A light grew in her eyes, a light of understanding. Maybe she was beginning to see how I had gotten myself into this mess in the first place. It hadn’t about me at all. It had been about everyone I loved.
“Your dad? Is that when you and Joaquin—?”
“Yes.” Tears pricked in the corner of my eyes. “Do you see now why I couldn’t tell you?”
“But after things got better at home, why didn’t you say something then?” Her expression hardened again. She still saw me as the liar, the selfish one. That look in her eyes hurt.
“By then, it had been months. The lie had grown bigger and bigger. There never seemed to be a good time,” I said, not even convinced by my own words. Nothing could ever truly explain why I had made the decision I did. “And then there was James.”
“Yes, James.” Janice echoed, deep in thought.
“And now I feel like such an idiot. Joaquin never really loved me—he used me to get back at Mercedes.”
“What?”
“That’s why she was there last night at the party. They have a daughter.” I let that fact sink in for both of us.
All those years of worrying about what Joaquin had been thinking and feeling had been wasted emotions. He’d never thought of me beyond what I could do for him.
“I think that’s why Mercedes left school back then,” I told her. “I think she was pregnant. God, what an idiot I was for not believing her. She tried to tell me. She tried to. And I wouldn’t listen. I thought she was jealous.”
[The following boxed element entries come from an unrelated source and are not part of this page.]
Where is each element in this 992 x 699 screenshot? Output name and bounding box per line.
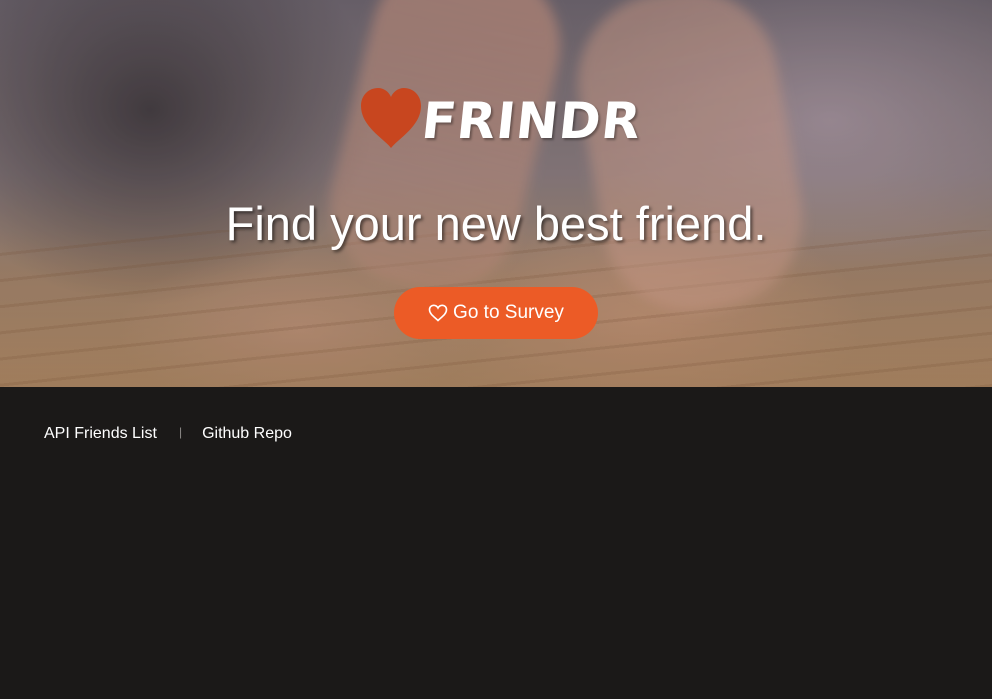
hero-tagline: Find your new best friend. xyxy=(225,197,767,250)
heart-icon xyxy=(361,88,421,148)
site-logo[interactable]: FRINDR xyxy=(358,80,645,150)
logo-wordmark: FRINDR xyxy=(418,92,645,150)
hero-banner: FRINDR Find your new best friend. Go to … xyxy=(0,0,992,387)
footer-separator: | xyxy=(178,425,183,439)
api-friends-list-link[interactable]: API Friends List xyxy=(44,425,157,443)
heart-outline-icon xyxy=(428,304,448,322)
go-to-survey-label: Go to Survey xyxy=(453,302,564,323)
go-to-survey-button[interactable]: Go to Survey xyxy=(394,287,598,339)
footer-nav: API Friends List | Github Repo xyxy=(44,425,292,443)
github-repo-link[interactable]: Github Repo xyxy=(202,425,292,443)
Janice sat back, her face reflecting disbelief. Then, came the Janice-type comment I had been hoping for, “What a bastard. What a friggin’ bastard.”
Janice didn’t swear much.
“Yeah, pretty much.”
She patted me on the knee, all of her best friend responses starting to come to the fore. “Dick.”
She blushed when she said it.
I looked her straight in the eye. “Janice, I know I’ve hurt you. I know you feel I took advantage of you. I wanted you to know that’s why I turned down the trip in the first place—I couldn’t face you here, not after everything that happened between us in Mexico. I thought you would probably read it on my face the minute I stepped off the plane at the airport. But James insisted I go after you talked to him.”
“He did?”
“He wanted me to take this trip because he doesn’t think I know what I want. If I want to be with him, get married—”
Her brows knit together, “Oh, but you love him!”
“But he doesn’t think I do,” I divulged. I thought back to the conversation I had with James in the kitchen at our house. He thought this trip would be a way for me to analyze my feelings for him, get some perspective on things. “Especially not now. God, I don’t know what to do. How can I get him back?”
“You need to find him, Suze.”
I looked in Janice’s eyes and saw reflected there her faith in me and in my relationship with James.
“He’s already gone,” I told her. “It’s too late.”
“It’s not too late, Suze. He loves you—it’s not too late.” She reached out and grasped my hands in hers. I could feel some of the anger and hurt drain away from her in those cool, thin fingers.
“I have to take care of something first, though,” I said.
Without having to explain further, I knew she understood what I meant. “He still loves you,” she repeated, giving my hands a comforting squeeze.
“I don’t know.”
“He’ll forgive you.”
“But what if he doesn’t? What would I do, Janice?”
“He’ll forgive you,” she insisted, her eyes clear and her gaze unwavering. Janice, the goofy girl with too much energy and oodles of heart, looked into my eyes and said exactly what I should have known she would say. “Just like I did.”
I wish I could be as sure as she that James would forgive me. He had been hurt once by lies. Would this second time be too much for him?